There’s No Such Thing as Zero-Risk Health Reform, Not Even in California
[courtesy of California Progress Report]
By Michael Russo
Health Care Advocate and Staff Attorney
California Public Interest Research Group (CalPIRG)
The Senate Health Committee’s rejection of California’s comprehensive health care reform bill, ABX1-1, was a triumph for the fear of change and a loss for California. Although the legislation would have prevented insurers from denying coverage to the sick because of pre-existing conditions, created a three-million strong purchasing pool to enhance consumer bargaining power, extended coverage to 70% of the state’s uninsured, and given small business owners an affordable way to get coverage for themselves and their employees, it nonetheless went down to defeat last week.
Given all that health care reform would have done to mend our broken health care system, the vote is a missed opportunity.

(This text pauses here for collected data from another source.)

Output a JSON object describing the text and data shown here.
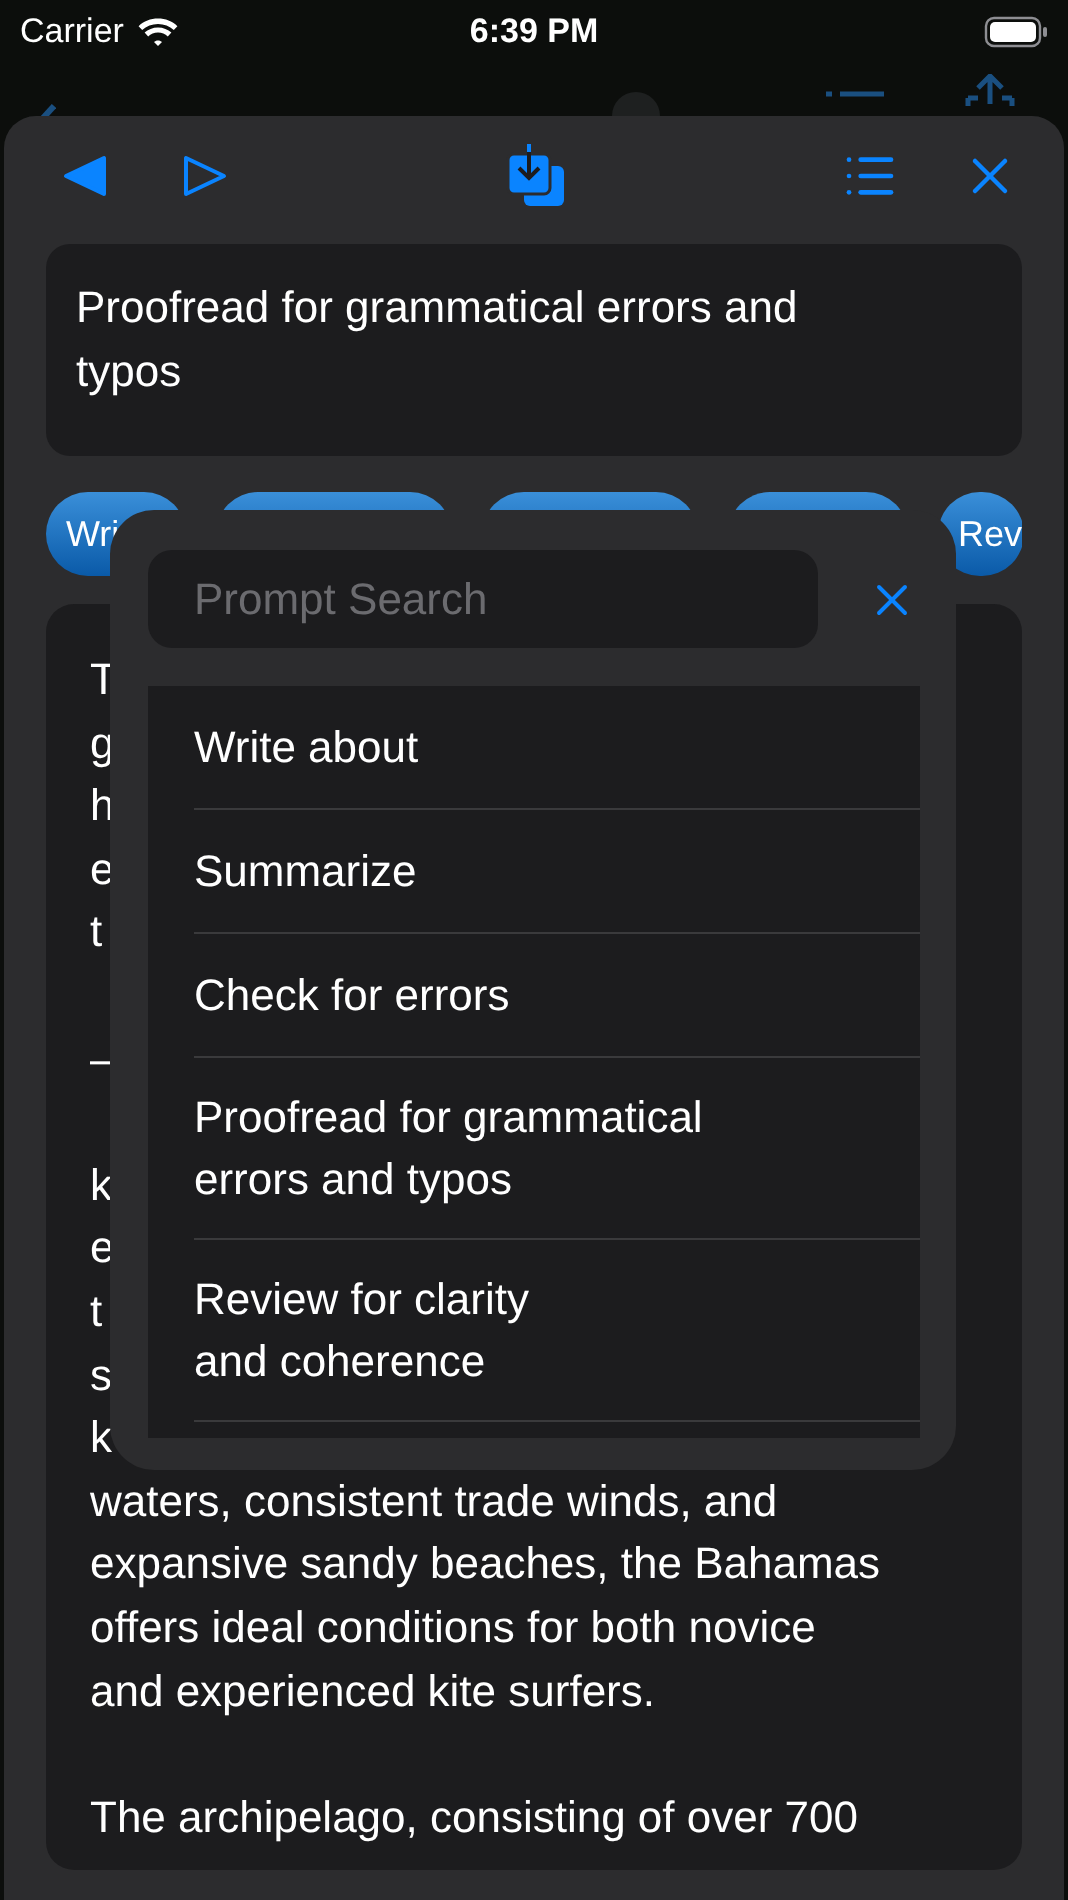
{
  "status_bar": {
    "carrier": "Carrier",
    "time": "6:39 PM"
  },
  "prompt": {
    "text": "Proofread for grammatical errors and typos"
  },
  "chips": [
    {
      "kind": "labeled",
      "label": "Wri"
    },
    {
      "kind": "covered"
    },
    {
      "kind": "covered"
    },
    {
      "kind": "covered"
    },
    {
      "kind": "labeled",
      "label": "Rev"
    }
  ],
  "document": {
    "lines": [
      {
        "kind": "text",
        "text": "T"
      },
      {
        "kind": "text",
        "text": "g"
      },
      {
        "kind": "text",
        "text": "h"
      },
      {
        "kind": "text",
        "text": "e"
      },
      {
        "kind": "text",
        "text": "t"
      },
      {
        "kind": "blank"
      },
      {
        "kind": "text",
        "text": "–"
      },
      {
        "kind": "blank"
      },
      {
        "kind": "text",
        "text": "k"
      },
      {
        "kind": "text",
        "text": "e"
      },
      {
        "kind": "text",
        "text": "t"
      },
      {
        "kind": "text",
        "text": "s"
      },
      {
        "kind": "text",
        "text": "k"
      },
      {
        "kind": "text",
        "text": "waters, consistent trade winds, and"
      },
      {
        "kind": "text",
        "text": "expansive sandy beaches, the Bahamas"
      },
      {
        "kind": "text",
        "text": "offers ideal conditions for both novice"
      },
      {
        "kind": "text",
        "text": "and experienced kite surfers."
      },
      {
        "kind": "blank"
      },
      {
        "kind": "text",
        "text": "The archipelago, consisting of over 700"
      }
    ]
  },
  "prompt_picker": {
    "search": {
      "placeholder": "Prompt Search"
    },
    "items": [
      {
        "label": "Write about"
      },
      {
        "label": "Summarize"
      },
      {
        "label": "Check for errors"
      },
      {
        "label": "Proofread for grammatical\nerrors and typos"
      },
      {
        "label": "Review for clarity\nand coherence"
      }
    ]
  }
}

But as damaging as this setback is, it would be far worse if California drew the wrong lessons and dropped the pursuit of meaningful health care reform altogether.

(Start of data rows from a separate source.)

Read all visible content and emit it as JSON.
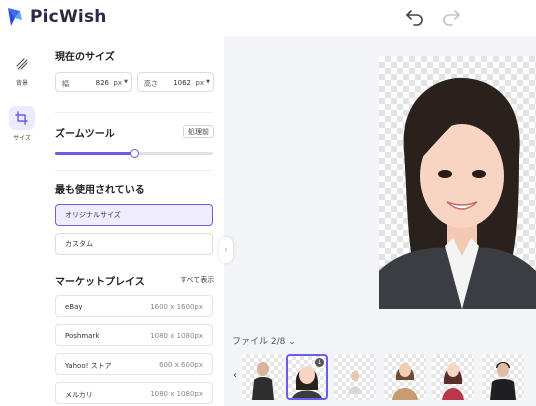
{
  "app": {
    "name": "PicWish"
  },
  "colors": {
    "accent": "#6c5ce7",
    "canvas_bg": "#f3f4f8"
  },
  "rail": {
    "items": [
      {
        "label": "背景",
        "icon": "background-pattern-icon"
      },
      {
        "label": "サイズ",
        "icon": "crop-icon",
        "active": true
      }
    ]
  },
  "size": {
    "title": "現在のサイズ",
    "width": {
      "label": "幅",
      "value": "826",
      "unit": "px"
    },
    "height": {
      "label": "高さ",
      "value": "1062",
      "unit": "px"
    }
  },
  "zoom": {
    "title": "ズームツール",
    "badge": "処理前",
    "value_fraction": 0.5
  },
  "most_used": {
    "title": "最も使用されている",
    "options": [
      {
        "label": "オリジナルサイズ",
        "selected": true
      },
      {
        "label": "カスタム",
        "selected": false
      }
    ]
  },
  "marketplace": {
    "title": "マーケットプレイス",
    "show_all": "すべて表示",
    "items": [
      {
        "name": "eBay",
        "dim": "1600 x 1600px"
      },
      {
        "name": "Poshmark",
        "dim": "1080 x 1080px"
      },
      {
        "name": "Yahoo! ストア",
        "dim": "600 x 600px"
      },
      {
        "name": "メルカリ",
        "dim": "1080 x 1080px"
      }
    ]
  },
  "canvas": {
    "file_counter": "ファイル 2/8"
  }
}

Voiced opposition to the bill rallied around the financial risks of the plan, given the slowing economy. The real reasons were sometimes another story – tobacco companies decried the fiscal irresponsibility of the bill, but one suspects that they were more concerned with the impact the proposed cigarette tax would have had on teen smoking. But the unspoken assumption of the financial argument was that health care reform must be low-risk and pursued in the heat of a booming economy.
But the logic of this opposition is fundamentally mistaken on two fronts. First, the bleak economic outlook was a reason to vote aye, not nay. ABX1-1 would have served as a powerful stimulus, giving California’s working families more money in their pockets through health care subsidies and tax credits, financed not just from fees levied within the state but also through four billion dollars per year in federal funds.
Similarly, the fears that future revenue shortfalls could lead to benefit cuts seem to assume that the present $1.1 billion cuts into our bare-bones Medi-Cal program are somehow preferable to possible later cuts into a better-funded and more comprehensive program. Notably, the Legislative Analyst’s most pessimistic scenario showed a possible $1.5 billion deficit five years after the plan took effect – only slightly worse than what we’re living with right now.